Dr. Khaled El Emam is a senior scientist at the Children’s Hospital of Eastern Ontario (CHEO) Research Institute and Director of the multi-disciplinary Electronic Health Information Laboratory, conducting academic research on synthetic data generation methods, and re- identification risk measurement, and he is also a Professor in the Faculty of Medicine (Pediatrics) at the University of Ottawa.
He is the founder, CEO, and President of Privacy Analytics. Khaled has been performing data analysis since the early 90s, building statistical and machine learning models for prediction and evaluation. Since 2004 he has been developing technologies to facilitate the sharing of data for secondary analysis, from basic research on algorithms to applied solutions development that have been deployed globally. These technologies addressed problems in anonymization & pseudonymization, synthetic data, secure computation, and data watermarking. He has (co- )written multiple books on various privacy and software engineering topics. In 2003 and 2004, he was ranked as the top systems and software engineering scholar worldwide by the Journal of Systems and Software based on his research on measurement and quality evaluation and improvement. Previously, Khaled was a Senior Research Officer at the National Research Council of Canada. He also served as the head of the Quantitative Methods Group at the Fraunhofer Institute in Kaiserslautern, Germany. He held the Canada Research Chair in Electronic Health Information at the University of Ottawa from 2005 to 2015, and has a PhD from the Department of Electrical and Electronics Engineering, King’s College, at the University of London, England.
Lucy Mosquera has a bachelor's degree in Biology and Mathematics from Queen's University and is a current graduate student in the department of statistics at the University of British Columbia. During her time at Queen's, Lucy provided data management support on a dozen clinical trials and observational studies run through Kingston General Hospital's Clinical Evaluation Research Unit. Lucy has also worked on clinical trial data sharing methods based on homomorphic encryption and secret sharing protocols. At Replica Analytics, Lucy is responsible for developing statistical and machine learning models for data generation, and integrating subject area expertise in clinical trial data into synthetic data generation methods, as well as the statistical assessments of our synthetic data generation.
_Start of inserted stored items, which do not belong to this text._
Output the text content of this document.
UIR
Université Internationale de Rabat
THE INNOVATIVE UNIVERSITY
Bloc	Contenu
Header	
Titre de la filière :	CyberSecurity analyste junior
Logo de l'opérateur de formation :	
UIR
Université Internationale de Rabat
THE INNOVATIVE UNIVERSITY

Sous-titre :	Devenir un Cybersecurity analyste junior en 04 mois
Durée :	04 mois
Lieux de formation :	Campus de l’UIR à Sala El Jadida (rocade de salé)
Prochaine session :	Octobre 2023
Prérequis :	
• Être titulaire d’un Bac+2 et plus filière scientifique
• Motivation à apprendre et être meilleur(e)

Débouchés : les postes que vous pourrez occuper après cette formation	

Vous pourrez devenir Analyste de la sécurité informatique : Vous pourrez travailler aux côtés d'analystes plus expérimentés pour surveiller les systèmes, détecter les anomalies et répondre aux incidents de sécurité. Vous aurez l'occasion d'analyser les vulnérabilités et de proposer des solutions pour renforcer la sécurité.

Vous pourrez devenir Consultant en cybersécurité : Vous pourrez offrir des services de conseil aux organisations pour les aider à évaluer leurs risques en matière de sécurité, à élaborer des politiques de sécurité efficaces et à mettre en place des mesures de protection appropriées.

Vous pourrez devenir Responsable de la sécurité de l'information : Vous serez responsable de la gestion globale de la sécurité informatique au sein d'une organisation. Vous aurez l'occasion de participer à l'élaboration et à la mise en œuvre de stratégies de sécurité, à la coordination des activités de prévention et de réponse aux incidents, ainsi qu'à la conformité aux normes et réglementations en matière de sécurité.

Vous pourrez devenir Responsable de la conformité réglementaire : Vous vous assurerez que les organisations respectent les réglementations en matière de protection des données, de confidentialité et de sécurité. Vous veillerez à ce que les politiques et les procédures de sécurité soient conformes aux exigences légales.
Dr. Richard Hoptroff is a long term technology inventor, investor and entrepreneur. Awarded a PhD in Physics by King’s College London for his work in optical computing and artificial intelligence, in 1992, together with Ravensbeck, he founded Right Information Systems, a neural network forecasting software company which was in 1997 sold to Cognos Inc (part of IBM). He then worked as a postdoc at the Research Laboratory for Archaeology and the History of Art at Oxford University and in 2001, created Flexipanel Ltd, a company supplying Bluetooth modules to the electronics industry.
In 2010, he founded the Hoptroff London, with the aim to develop smart, hyper-accurate watch movements and create a new watch brand. In 2013 he established a new commercial category when he brought to market the first commercial atomic timepiece and atomic wristwatch.
Hoptroff has now leveraged his expertise in timing technology and software to develop a hyper- accurate synchronised timestamping solution for the financial services sector, based on a unique combination of grandmaster atomic clock engineering and proprietary software.